Objectives: To analyze pelvic fracture mortality rates before and after initiation of a multidisciplinary pelvic fracture protocol.
Design: Retrospective database analysis.
Setting: Prospective data from our Level-I National Trauma Registry of The American College of Surgeons (NTRACS) database.
Patients/participants: A total of 1682 trauma patients with pelvic fractures from 2000 to 2013 were compared with a control group of 42,629 without pelvic fractures.
Intervention: Initiation of a multidisciplinary institutional protocol to guide the initial management of trauma patients with pelvic fractures.
Main outcome measurements: Patients were grouped into 3 periods (group 1: 2000-2003, group 2: 2004-2007, group 3: 2008-2013). Multivariate logistic regression analysis was conducted to assess associations between mortality and age, shock (systolic blood pressure less than or equal to 90 mm Hg), head injury (Glasgow Coma Scale less than or equal to 8), Injury Severity Score (ISS), and time period.
Results: Unadjusted mortality rates decreased [12.5%-11.0% (P = 0.72)]; however, ISS increased [19.1-22.7 (P < 0.01)]. Age, shock, head injury, increasing ISS, and earlier period were significantly associated with mortality. Adjusted mortality decreased over time [odds ratio for 2000-2003 vs. 2008-2013: 2.05, 95% confidence interval = (1.26, 3.33) and odds ratio for 2004-2007 vs. 2008-2013: 1.71, 95% confidence interval = (1.09, 2.67)]. From 2000 to 2003, an unstable fracture pattern in the healthiest cohort significantly increased mortality compared with the stable fracture pattern cohort (8.6% and 0.0%, P < 0.01). In subsequent intervals, there was no statistically significant association between stable versus unstable fracture patterns and mortality.
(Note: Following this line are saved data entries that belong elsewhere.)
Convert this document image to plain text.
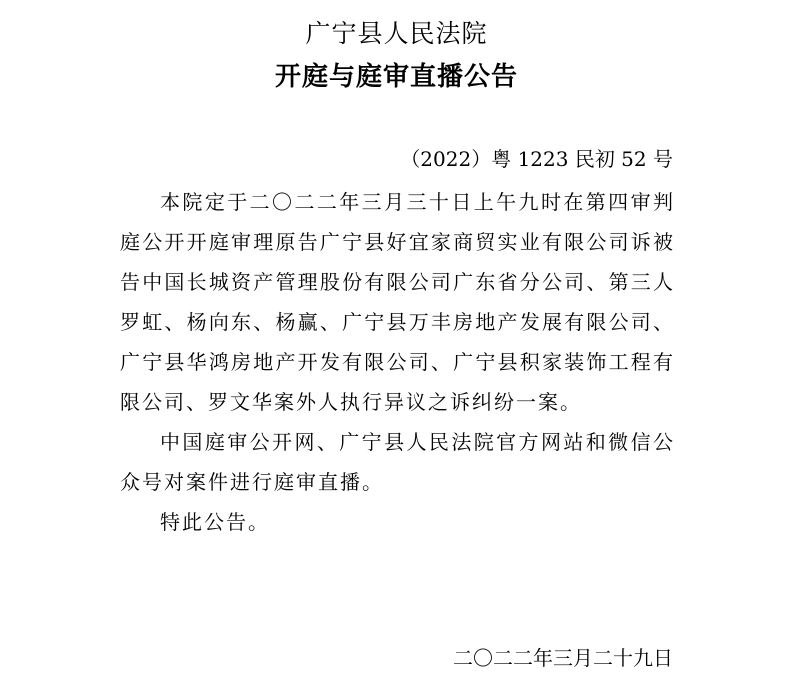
广宁县人民法院
开庭与庭审直播公告
（2022）粤 1223 民初 52 号

本院定于二〇二二年三月三十日上午九时在第四审判庭公开开庭审理原告广宁县好宜家商贸实业有限公司诉被告中国长城资产管理股份有限公司广东省分公司、第三人罗虹、杨向东、杨赢、广宁县万丰房地产发展有限公司、广宁县华鸿房地产开发有限公司、广宁县积家装饰工程有限公司、罗文华案外人执行异议之诉纠纷一案。

中国庭审公开网、广宁县人民法院官方网站和微信公众号对案件进行庭审直播。

特此公告。

二〇二二年三月二十九日
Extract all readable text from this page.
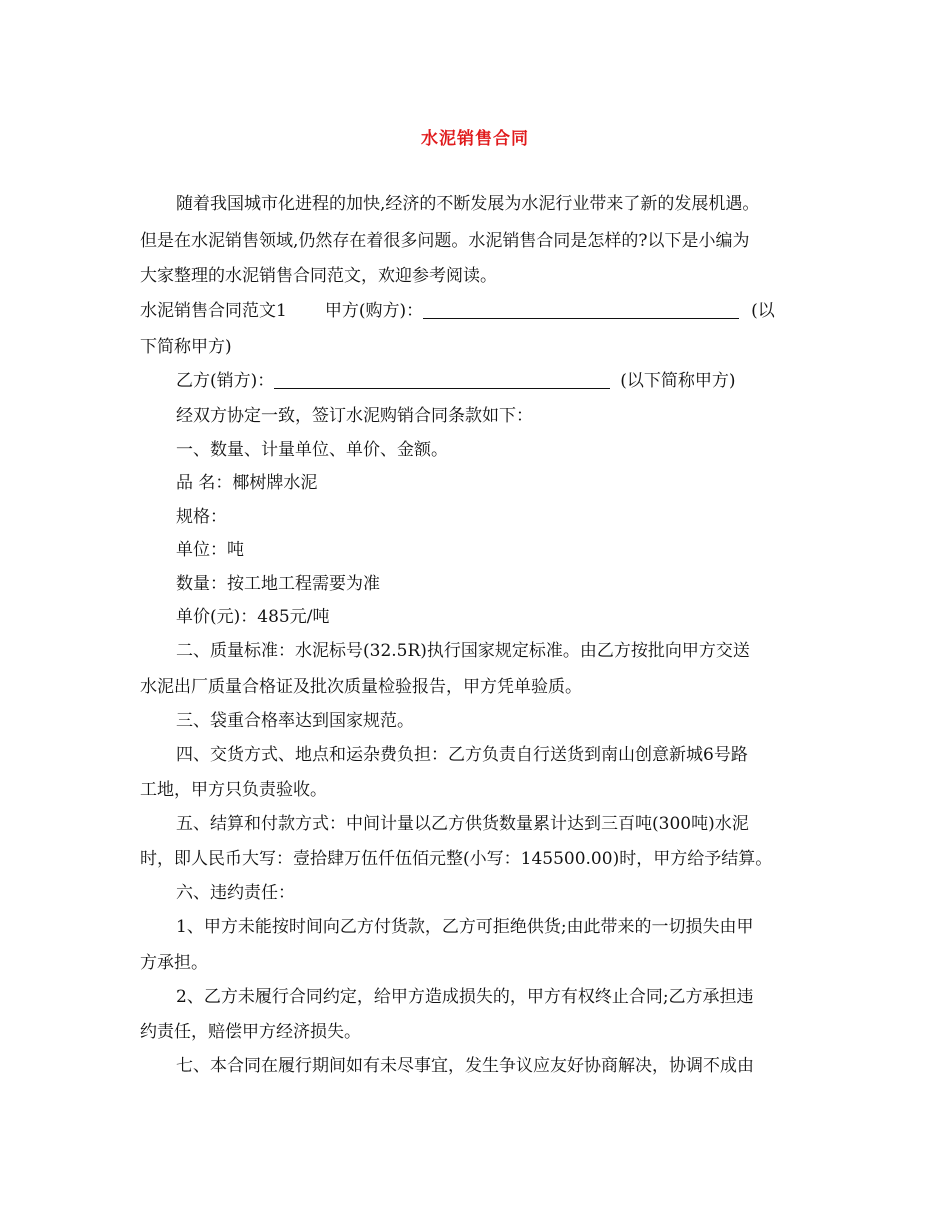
水泥销售合同
随着我国城市化进程的加快,经济的不断发展为水泥行业带来了新的发展机遇。
但是在水泥销售领域,仍然存在着很多问题。水泥销售合同是怎样的?以下是小编为
大家整理的水泥销售合同范文，欢迎参考阅读。
水泥销售合同范文1 甲方(购方)：	(以
下简称甲方)
乙方(销方)：	(以下简称甲方)
经双方协定一致，签订水泥购销合同条款如下：
一、数量、计量单位、单价、金额。
品 名：椰树牌水泥
规格：
单位：吨
数量：按工地工程需要为准
单价(元)：485元/吨
二、质量标准：水泥标号(32.5R)执行国家规定标准。由乙方按批向甲方交送
水泥出厂质量合格证及批次质量检验报告，甲方凭单验质。
三、袋重合格率达到国家规范。
四、交货方式、地点和运杂费负担：乙方负责自行送货到南山创意新城6号路
工地，甲方只负责验收。
五、结算和付款方式：中间计量以乙方供货数量累计达到三百吨(300吨)水泥
时，即人民币大写：壹拾肆万伍仟伍佰元整(小写：145500.00)时，甲方给予结算。
六、违约责任：
1、甲方未能按时间向乙方付货款，乙方可拒绝供货;由此带来的一切损失由甲
方承担。
2、乙方未履行合同约定，给甲方造成损失的，甲方有权终止合同;乙方承担违
约责任，赔偿甲方经济损失。
七、本合同在履行期间如有未尽事宜，发生争议应友好协商解决，协调不成由
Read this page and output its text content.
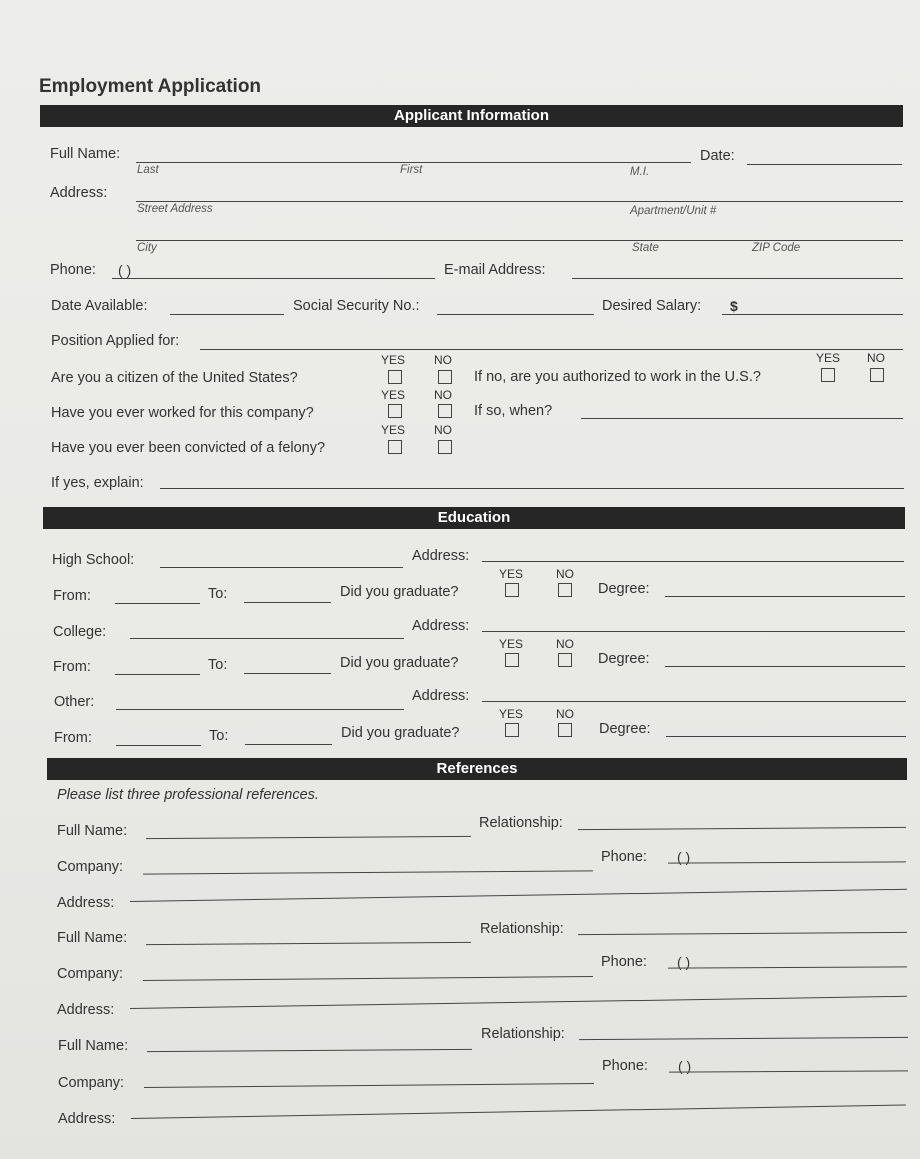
Employment Application
Applicant Information
Full Name:
Last	First	M.I.
Date:
Address:
Street Address	Apartment/Unit #
City	State	ZIP Code
Phone: ( )	E-mail Address:
Date Available:	Social Security No.:	Desired Salary: $
Position Applied for:
YES NO
Are you a citizen of the United States?	If no, are you authorized to work in the U.S.?
YES NO
YES NO
Have you ever worked for this company?	If so, when?
YES NO
Have you ever been convicted of a felony?
If yes, explain:
Education
High School:	Address:
From:	To:	Did you graduate?
YES	NO
Degree:
College:	Address:
From:	To:	Did you graduate?
YES	NO
Degree:
Other:	Address:
From:	To:	Did you graduate?
YES	NO
Degree:
References
Please list three professional references.
Full Name:	Relationship:
Company:
Phone: ( )
Address:
Full Name:
Relationship:
Company:
Phone: ( )
Address:
Full Name:
Relationship:
Company:
Phone: ( )
Address:
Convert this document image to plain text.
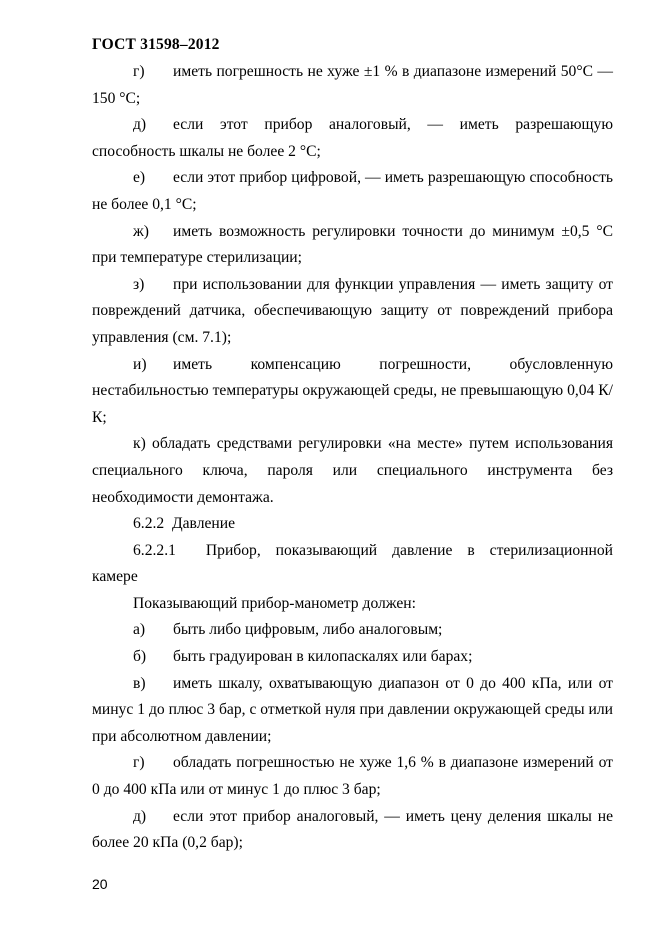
ГОСТ 31598–2012

г) иметь погрешность не хуже ±1 % в диапазоне измерений 50°С —150 °С;

д) если этот прибор аналоговый, — иметь разрешающую способность шкалы не более 2 °С;

е) если этот прибор цифровой, — иметь разрешающую способность не более 0,1 °С;

ж) иметь возможность регулировки точности до минимум ±0,5 °С при температуре стерилизации;

з) при использовании для функции управления — иметь защиту от повреждений датчика, обеспечивающую защиту от повреждений прибора управления (см. 7.1);

и) иметь компенсацию погрешности, обусловленную нестабильностью температуры окружающей среды, не превышающую 0,04 К/К;

к) обладать средствами регулировки «на месте» путем использования специального ключа, пароля или специального инструмента без необходимости демонтажа.

6.2.2 Давление

6.2.2.1 Прибор, показывающий давление в стерилизационной камере

Показывающий прибор-манометр должен:

а) быть либо цифровым, либо аналоговым;

б) быть градуирован в килопаскалях или барах;

в) иметь шкалу, охватывающую диапазон от 0 до 400 кПа, или от минус 1 до плюс 3 бар, с отметкой нуля при давлении окружающей среды или при абсолютном давлении;

г) обладать погрешностью не хуже 1,6 % в диапазоне измерений от 0 до 400 кПа или от минус 1 до плюс 3 бар;

д) если этот прибор аналоговый, — иметь цену деления шкалы не более 20 кПа (0,2 бар);

20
Conclusions: Adjusted pelvic fracture mortality rates have significantly decreased over time. In the healthiest patients with unstable pelvic fractures, the mortality rate is now similar to that of patients with stable fracture patterns. With sustained institutional effort to address pelvic fractures, mortality rates can be diminished.
Level of evidence: Therapeutic Level III. See Instructions for Authors for a complete description of levels of evidence.